Structural Study Reveals How Omicron Affects Antibody Access to Conserved S2′ Site in Spike Protein

SARS-CoV-2 Omicron variants evade antibodies targeting spike residues 815–825 through steric hindrance resulting from S2′-helix shifts and restricted S1–ACE2 distancing in the early fusion intermediate conformation, @Nature reported. The variants also show increased reliance on cathepsin-mediated entry that impairs inhibition of S2′ cleavage.

The H655Y mutation is central to this evasion of antibody 76E1.

The pan-coronavirus epitope consists of spike residues 815–825 centred on the S2′ site. These residues are buried in the prefusion spike but are transiently exposed upon ACE2 binding. Antibody 76E1 targets spike residues 815–825 and specifically recognizes an open early fusion intermediate conformation in which the epitope adopts a helical conformation designated the S2′-helix.

The study demonstrates that Omicron exhibits enhanced steric hindrance to antibodies targeting S815–825. Antibody size directly affects its access to the S2′-helix. Minimization of antibody size reversed Omicron evasion mechanisms.
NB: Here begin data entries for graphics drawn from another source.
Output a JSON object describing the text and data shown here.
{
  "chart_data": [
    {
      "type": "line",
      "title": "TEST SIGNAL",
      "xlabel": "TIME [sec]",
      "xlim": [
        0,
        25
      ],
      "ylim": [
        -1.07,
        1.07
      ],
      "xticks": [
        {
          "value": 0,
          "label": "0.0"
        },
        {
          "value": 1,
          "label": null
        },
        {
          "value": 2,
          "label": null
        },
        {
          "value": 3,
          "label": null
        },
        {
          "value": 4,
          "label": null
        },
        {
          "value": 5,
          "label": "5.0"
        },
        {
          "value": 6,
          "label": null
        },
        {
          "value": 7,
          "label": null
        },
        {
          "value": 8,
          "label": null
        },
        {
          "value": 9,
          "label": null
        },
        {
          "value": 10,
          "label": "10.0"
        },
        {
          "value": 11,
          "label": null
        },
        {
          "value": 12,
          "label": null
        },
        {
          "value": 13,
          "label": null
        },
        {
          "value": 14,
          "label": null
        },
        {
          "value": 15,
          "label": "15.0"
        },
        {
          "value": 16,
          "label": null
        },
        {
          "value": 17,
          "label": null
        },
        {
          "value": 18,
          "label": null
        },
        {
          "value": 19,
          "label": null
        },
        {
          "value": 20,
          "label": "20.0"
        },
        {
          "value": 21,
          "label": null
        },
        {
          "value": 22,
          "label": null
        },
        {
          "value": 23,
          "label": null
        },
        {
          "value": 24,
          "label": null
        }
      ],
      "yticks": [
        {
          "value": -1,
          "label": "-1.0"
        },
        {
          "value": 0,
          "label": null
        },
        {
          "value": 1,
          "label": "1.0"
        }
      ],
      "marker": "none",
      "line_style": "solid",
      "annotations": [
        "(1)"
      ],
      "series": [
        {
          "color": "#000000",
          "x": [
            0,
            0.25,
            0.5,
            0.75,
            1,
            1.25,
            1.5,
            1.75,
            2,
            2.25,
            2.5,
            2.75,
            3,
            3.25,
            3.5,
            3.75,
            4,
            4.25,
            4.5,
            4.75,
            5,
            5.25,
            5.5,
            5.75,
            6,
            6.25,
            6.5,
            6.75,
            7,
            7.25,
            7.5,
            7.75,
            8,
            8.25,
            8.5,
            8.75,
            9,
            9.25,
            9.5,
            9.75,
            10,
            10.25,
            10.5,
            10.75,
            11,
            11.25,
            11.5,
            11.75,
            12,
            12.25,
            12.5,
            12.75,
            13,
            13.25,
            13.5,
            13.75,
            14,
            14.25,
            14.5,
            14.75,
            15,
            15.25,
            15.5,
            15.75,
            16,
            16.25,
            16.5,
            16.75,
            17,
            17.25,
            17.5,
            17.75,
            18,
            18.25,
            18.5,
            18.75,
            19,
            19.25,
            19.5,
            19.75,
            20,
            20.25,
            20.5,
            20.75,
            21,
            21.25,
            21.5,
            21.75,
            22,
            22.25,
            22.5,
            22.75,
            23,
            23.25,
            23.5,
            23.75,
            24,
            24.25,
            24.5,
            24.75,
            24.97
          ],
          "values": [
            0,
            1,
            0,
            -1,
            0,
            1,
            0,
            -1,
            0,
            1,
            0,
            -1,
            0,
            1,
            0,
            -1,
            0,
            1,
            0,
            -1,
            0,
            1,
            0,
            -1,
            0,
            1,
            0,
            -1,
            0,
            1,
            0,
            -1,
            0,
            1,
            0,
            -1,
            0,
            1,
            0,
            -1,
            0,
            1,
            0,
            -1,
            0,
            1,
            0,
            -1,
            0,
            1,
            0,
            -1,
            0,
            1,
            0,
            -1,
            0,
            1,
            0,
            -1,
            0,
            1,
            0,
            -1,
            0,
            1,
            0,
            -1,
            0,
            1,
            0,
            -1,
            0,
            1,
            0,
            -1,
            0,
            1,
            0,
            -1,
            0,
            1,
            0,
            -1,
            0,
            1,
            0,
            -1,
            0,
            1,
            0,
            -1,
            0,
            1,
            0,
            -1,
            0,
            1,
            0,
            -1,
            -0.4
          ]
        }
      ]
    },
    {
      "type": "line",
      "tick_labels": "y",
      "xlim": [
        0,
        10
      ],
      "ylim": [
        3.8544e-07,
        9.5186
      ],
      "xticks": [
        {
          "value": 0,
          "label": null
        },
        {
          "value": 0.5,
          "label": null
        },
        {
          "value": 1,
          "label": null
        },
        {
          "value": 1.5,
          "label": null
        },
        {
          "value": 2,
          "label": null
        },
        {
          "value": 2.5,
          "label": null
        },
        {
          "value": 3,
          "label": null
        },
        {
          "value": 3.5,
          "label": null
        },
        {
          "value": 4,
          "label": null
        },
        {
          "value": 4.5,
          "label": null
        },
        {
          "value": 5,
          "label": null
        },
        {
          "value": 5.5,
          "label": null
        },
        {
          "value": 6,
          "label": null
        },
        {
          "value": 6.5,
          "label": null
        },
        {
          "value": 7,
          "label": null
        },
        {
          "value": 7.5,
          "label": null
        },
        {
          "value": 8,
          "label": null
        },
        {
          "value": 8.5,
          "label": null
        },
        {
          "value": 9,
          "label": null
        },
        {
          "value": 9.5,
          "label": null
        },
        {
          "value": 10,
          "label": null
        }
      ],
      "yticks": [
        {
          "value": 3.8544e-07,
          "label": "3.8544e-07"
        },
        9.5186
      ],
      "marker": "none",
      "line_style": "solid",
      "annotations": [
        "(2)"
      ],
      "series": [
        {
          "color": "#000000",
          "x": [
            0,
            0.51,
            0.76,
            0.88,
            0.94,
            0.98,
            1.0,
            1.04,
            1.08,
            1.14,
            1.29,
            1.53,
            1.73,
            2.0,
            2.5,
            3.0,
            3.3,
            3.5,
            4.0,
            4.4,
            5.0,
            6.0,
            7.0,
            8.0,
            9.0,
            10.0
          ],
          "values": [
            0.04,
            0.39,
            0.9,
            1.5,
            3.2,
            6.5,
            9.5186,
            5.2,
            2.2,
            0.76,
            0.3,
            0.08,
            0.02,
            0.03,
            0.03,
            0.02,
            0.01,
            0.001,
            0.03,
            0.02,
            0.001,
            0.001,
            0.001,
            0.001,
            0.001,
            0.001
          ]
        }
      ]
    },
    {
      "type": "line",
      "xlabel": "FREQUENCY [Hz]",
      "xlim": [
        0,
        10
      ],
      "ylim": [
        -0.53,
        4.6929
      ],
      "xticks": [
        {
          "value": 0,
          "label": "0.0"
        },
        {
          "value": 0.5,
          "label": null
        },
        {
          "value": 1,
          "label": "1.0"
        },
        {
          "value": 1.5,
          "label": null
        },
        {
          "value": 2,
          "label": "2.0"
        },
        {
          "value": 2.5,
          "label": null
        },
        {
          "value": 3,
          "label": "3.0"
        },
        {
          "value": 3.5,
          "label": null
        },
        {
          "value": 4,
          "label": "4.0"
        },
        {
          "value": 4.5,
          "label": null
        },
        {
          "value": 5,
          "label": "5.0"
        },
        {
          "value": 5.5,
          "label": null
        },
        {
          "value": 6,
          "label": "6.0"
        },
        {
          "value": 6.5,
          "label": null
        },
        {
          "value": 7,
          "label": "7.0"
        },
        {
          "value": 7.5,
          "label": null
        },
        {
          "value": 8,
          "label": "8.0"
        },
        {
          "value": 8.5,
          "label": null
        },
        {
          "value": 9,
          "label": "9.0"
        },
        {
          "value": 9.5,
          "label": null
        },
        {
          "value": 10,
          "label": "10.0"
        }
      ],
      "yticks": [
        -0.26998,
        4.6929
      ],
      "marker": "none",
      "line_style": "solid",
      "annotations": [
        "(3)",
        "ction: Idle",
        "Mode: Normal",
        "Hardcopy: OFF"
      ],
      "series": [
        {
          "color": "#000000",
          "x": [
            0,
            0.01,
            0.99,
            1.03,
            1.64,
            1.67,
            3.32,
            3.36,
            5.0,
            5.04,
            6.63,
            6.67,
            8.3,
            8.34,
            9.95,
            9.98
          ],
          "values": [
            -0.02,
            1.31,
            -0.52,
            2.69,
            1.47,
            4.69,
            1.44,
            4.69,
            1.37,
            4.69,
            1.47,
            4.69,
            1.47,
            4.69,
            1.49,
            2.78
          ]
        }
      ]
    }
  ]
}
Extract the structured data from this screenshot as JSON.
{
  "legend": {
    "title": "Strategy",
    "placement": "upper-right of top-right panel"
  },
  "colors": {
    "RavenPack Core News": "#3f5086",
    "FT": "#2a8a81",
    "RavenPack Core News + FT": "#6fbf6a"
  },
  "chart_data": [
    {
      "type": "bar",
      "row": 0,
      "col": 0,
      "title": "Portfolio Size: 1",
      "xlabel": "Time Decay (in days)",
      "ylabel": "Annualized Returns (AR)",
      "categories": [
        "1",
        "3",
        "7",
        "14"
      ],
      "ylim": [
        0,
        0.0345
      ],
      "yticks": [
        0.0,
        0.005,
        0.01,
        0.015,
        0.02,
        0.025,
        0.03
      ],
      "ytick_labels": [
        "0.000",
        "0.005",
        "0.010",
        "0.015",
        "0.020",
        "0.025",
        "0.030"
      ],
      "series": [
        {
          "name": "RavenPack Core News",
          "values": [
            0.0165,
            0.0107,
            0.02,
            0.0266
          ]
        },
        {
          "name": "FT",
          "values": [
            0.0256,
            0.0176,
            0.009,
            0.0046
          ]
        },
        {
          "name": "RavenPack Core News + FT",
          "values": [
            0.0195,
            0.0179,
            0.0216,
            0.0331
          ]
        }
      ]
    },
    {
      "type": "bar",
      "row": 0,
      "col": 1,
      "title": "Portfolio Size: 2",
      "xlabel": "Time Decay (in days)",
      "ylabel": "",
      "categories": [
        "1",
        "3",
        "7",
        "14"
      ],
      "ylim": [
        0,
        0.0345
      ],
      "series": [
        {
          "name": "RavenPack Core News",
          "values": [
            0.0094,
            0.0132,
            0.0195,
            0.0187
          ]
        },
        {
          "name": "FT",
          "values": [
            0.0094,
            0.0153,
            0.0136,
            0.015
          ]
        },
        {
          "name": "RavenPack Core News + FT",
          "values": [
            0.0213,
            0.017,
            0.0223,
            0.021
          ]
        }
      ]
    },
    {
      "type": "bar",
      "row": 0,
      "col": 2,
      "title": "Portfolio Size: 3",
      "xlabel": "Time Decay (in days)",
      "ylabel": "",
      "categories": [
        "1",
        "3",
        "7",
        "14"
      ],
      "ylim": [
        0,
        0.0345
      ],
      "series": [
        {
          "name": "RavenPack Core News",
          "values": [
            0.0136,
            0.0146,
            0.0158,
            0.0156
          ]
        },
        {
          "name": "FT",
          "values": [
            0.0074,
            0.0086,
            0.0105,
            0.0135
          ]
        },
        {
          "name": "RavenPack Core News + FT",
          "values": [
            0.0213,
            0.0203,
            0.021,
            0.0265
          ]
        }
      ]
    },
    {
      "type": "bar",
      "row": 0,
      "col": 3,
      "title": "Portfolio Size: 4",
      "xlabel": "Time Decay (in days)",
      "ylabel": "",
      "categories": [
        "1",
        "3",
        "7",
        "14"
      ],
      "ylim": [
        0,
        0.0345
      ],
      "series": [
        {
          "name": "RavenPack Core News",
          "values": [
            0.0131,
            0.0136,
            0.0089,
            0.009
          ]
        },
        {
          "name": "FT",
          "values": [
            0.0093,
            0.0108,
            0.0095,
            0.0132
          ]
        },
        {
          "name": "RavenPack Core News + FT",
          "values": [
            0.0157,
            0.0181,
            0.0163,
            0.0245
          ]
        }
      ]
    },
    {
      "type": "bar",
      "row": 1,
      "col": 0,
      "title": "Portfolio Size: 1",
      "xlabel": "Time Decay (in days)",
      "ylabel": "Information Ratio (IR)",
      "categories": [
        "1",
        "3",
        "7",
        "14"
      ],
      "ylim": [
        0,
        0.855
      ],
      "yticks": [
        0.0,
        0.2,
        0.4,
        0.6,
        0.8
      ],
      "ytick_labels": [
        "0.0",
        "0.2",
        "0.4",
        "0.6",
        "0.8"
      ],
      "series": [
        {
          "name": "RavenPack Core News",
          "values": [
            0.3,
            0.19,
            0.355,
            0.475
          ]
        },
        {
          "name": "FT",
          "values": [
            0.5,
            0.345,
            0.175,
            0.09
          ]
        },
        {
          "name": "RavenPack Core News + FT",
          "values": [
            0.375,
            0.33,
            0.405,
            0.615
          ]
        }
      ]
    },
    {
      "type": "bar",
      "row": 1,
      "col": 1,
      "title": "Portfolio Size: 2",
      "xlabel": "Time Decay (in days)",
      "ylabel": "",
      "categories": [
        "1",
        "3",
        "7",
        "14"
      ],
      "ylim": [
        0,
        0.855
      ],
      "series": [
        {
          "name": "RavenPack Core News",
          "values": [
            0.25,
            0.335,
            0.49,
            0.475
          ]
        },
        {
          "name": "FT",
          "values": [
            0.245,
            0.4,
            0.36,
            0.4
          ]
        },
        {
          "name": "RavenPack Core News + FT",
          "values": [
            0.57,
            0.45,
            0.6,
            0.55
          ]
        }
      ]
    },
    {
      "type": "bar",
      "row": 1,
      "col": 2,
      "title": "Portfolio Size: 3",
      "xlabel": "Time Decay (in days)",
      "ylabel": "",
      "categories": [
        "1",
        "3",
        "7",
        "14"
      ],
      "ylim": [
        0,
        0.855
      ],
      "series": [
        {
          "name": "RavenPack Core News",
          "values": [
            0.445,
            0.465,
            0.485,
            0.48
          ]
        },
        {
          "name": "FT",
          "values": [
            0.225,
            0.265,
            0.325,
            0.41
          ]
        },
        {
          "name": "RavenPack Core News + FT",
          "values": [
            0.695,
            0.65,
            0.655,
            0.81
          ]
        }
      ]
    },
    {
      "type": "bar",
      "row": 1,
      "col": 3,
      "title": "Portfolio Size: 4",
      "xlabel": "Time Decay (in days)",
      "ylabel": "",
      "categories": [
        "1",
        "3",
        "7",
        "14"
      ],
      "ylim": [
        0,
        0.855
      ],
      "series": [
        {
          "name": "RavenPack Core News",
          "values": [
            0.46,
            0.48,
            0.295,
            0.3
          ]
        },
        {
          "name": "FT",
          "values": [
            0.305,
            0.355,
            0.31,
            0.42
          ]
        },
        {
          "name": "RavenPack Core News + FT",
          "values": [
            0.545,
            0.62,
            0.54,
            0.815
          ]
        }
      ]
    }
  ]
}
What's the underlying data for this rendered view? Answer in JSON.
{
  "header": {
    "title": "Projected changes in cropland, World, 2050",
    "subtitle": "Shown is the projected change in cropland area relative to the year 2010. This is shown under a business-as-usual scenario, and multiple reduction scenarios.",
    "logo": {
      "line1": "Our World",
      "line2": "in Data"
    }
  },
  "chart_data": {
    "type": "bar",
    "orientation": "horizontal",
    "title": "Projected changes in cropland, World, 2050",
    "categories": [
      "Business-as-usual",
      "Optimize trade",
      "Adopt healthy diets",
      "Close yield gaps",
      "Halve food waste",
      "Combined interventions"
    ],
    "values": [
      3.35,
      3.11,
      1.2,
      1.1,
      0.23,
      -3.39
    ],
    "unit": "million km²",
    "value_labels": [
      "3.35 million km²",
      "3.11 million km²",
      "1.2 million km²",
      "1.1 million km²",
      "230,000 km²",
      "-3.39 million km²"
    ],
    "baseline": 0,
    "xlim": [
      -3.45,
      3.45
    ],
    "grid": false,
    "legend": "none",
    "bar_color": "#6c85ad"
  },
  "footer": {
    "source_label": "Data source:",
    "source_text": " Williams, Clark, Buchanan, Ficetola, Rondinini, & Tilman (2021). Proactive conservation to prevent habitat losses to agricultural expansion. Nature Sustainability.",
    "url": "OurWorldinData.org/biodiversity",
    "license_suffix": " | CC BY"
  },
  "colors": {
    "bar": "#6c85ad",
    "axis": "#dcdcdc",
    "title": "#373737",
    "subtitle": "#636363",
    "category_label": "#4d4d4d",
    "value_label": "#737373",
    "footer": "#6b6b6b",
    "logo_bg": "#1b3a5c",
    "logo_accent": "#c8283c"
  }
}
Size-minimized antibodies enhanced neutralizing activity against authentic Omicron variants. They also enhanced neutralizing activity against SARS-CoV-1 and against HCoV-229E. The research used integrated functional and structural analyses including cryoelectron microscopy.

The H655Y mutation plays a critical role in Omicron evasion of 76E1-FL. Fig. Separate figures detail enhanced cathepsin-mediated entry and molecular mechanisms of partial evasion.

These findings establish small-molecule targeting of the S2′-helix as a strategy for pan-coronavirus therapies. A related paper titled 'Neutralization mechanism of a human antibody with pan-coronavirus reactivity including SARS-CoV-2' was published on 30 June 2022. The current paper is titled 'Steric hindrance of antibody binding in an Omicron spike fusion intermediate'.

“Understanding conformational changes of the coronavirus spike protein is critical for developing broad-spectrum therapies.”

“— @Nature research paper The work builds directly on earlier structural insights into the transiently exposed epitope. By focusing on the S2′-helix conformation unique to the early fusion intermediate, the team mapped precise mechanisms that allow Omicron to limit antibody access even after ACE2 engagement has begun. Cryoelectron microscopy provided the atomic-level views necessary to distinguish the helical S2′ structure from its prefusion state. Omicron's dual strategy of altered fusion kinetics and cathepsin preference reduces the window during which 76E1 can act. The H655Y substitution, located near the S1–S2 interface, appears to stabilize conformations that further crowd the epitope. Size-minimized versions of the antibody, however, regain access and restore potent neutralization across multiple coronaviruses.”